Click for video: Backdropped by the thin line of Earth's atmosphere, the
international space station shines in a view captured from the shuttle Discovery.
Click on the image to watch a sped-up video of Discovery's March 25 flyaround.
Is one picture worth a hundred billion dollars? That’s the mostly-in-jest price tag that was put on this week’s portrait of the virtually complete international space station. Pictures may not be the most practical payoff from space exploration, but they’re definitely the biggest crowd-pleasers, as demonstrated by the latest batch of “Month in Space” pictures.
The entertainment value of imagery from the final frontier is just one of the five E's that justify jumping off this planet. The space station is expected to contribute to the other E's as well - for example, through proposed energy-beaming experiments and a host of studies aimed at smoothing the way for future exploration.
When all that research is added to images such as this week's "$100 billion photographs," does that make the estimated cost of the space station project worth it? That sounds like the perfect topic to discuss in the comment section below.
In the meantime, there are lots more billion-dollar pictures to delight in, including some new 3-D views of a Martian dust devil in Spirit's sights, and Opportunity's 360-degree view of its surroundings. You've got to be wearing your red-blue glasses to get the full effect of Resolution Crater, an alien foxhole visible on the right side of Opportunity's panorama.

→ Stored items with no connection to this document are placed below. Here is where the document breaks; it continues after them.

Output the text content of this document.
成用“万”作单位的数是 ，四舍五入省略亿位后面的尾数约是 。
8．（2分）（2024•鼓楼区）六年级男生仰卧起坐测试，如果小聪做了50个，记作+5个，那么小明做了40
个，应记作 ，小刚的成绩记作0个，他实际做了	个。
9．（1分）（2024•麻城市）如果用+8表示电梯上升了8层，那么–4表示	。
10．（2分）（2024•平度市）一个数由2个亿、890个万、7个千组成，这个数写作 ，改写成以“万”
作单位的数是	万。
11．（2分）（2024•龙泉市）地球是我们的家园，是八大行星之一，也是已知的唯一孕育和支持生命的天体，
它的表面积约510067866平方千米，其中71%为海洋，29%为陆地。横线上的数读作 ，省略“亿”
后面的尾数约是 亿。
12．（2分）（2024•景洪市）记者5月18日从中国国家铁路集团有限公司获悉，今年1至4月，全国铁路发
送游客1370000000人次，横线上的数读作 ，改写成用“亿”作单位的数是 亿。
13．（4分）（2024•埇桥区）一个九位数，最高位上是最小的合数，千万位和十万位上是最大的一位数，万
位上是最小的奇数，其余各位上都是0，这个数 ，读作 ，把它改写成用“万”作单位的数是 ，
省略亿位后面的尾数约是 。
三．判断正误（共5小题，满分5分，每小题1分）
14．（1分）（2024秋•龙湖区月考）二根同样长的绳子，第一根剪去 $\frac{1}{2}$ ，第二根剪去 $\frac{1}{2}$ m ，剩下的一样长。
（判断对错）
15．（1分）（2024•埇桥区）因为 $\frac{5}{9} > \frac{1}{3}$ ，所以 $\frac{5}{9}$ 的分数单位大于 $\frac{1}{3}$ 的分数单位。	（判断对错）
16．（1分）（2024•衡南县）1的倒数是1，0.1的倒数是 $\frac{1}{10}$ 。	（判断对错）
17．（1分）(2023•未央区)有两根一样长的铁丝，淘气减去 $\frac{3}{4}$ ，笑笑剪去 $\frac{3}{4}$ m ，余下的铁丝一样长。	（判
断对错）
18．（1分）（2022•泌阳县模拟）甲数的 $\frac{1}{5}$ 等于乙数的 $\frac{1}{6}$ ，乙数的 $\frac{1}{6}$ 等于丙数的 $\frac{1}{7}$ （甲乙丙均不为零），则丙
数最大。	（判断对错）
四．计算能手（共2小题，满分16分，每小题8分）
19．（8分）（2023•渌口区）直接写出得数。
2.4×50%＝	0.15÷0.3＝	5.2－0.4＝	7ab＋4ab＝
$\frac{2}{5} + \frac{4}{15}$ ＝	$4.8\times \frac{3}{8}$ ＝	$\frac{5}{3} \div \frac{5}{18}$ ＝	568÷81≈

For those of you who are resolved to adorn your computer desktop with big pictures from space, here are the sources for the images included in the latest "Month in Space" roundup:
- Set focus to infinity: Getty Images' Matt Stroshane grabbed a shot of other shooters shooting the shuttle Discovery's launch, and you'll find more fine blasts from the past in our FirstPerson photo gallery.
- Out for a walk: NASA's Human Spaceflight Web site shows spacewalker Mike Fincke at work.
- Space spider: The European Southern Observatory's image of the Tarantula Nebula is like a work of abstract art - which gets better when you get closer.
- Ripples on Mars: The HiRISE camera on NASA's Mars Reconnaissance Orbiter provides a surreal, false-color view of Martian sand dunes.
- Three's a crowd: Hubblesite is the place to go for bigger views of a three-galaxy crash.
- Scorched earth: NASA's Earth Observatory has a satellite close-up of Australia's burned-out national park.
- Black hole in her hair: The Web site for NASA's Chandra X-Ray Center has bigger downloads of the Medusa Galaxy and its X-ray glow.
- Paints of the pole: Europe's Mars Express provides groovy false-color and perspective views of Rupes Tenuis at the Martian north pole.
- Mesa on a mesa: The story behind HiRISE's picture of the carved-away feature on Mars' Ganges Chasma gets more interesting when you see the bigger picture.
- Pastel planet: We've tried to make the Cassini orbiter's picture of Saturn and its shadowy rings as big as we could, but the full-size pictures make it still bigger and better.
- A peculiar pair: ESO has the full story on Arp 261, including the story behind the bright star at the bottom of the image and the rainbow streaks toward the top.
- Butterfly in space: In the ESO's picture, the Bug Nebula is too pretty to be called a bug.
Finally, here's an update on a story we first told you about last week: I mentioned that Microsoft Research's WorldWide Telescope was getting an upgrade, and that more announcements were on the way. This week NASA and Microsoft announced that the sky-simulation software would incorporate 100 terabytes of the space agency's data - enough to fill 20,000 DVDs - under the terms of a Space Act Agreement. (Microsoft is a partner in the msnbc.com joint venture.)
You can look forward to high-resolution pictures from Mars Reconnaissance Orbiter as well as the yet-to-be-launched Lunar Reconnaissance Orbiter.
"NASA is excited to collaborate with Microsoft to share its portfolio of planetary images with students and lifelong learners," said S. Pete Worden, director of the agency's Ames Research Center at California's Moffett Field. "This is a compelling astronomical resource and will help inspire our next generation of astronomers."
NASA already has a Space Act Agreement with Google for astronomical ventures such as Google Earth and Google Mars - so this new deal means there'll probably be a new dimension to the Microsoft-Google rivalry. And that in turn means it will be easier than ever for space enthusiasts to see NASA's multibillion-dollar imagery.
Update for 6:40 p.m. ET March 28:Here's the high-resolution source for the image of the space station at the top of the item, and here's the full caption. If you click around this photo album, you'll find many more stunning images from the space station flyaround.
Correction for 1 a.m. ET March 29: Yoinks! I typed "Jupiter" instead of "Saturn" for the comment on the "Multitude of Moons" picture. Oh, yeah, Saturn is the one that has the big rings. Thanks to everyone who pointed out the error.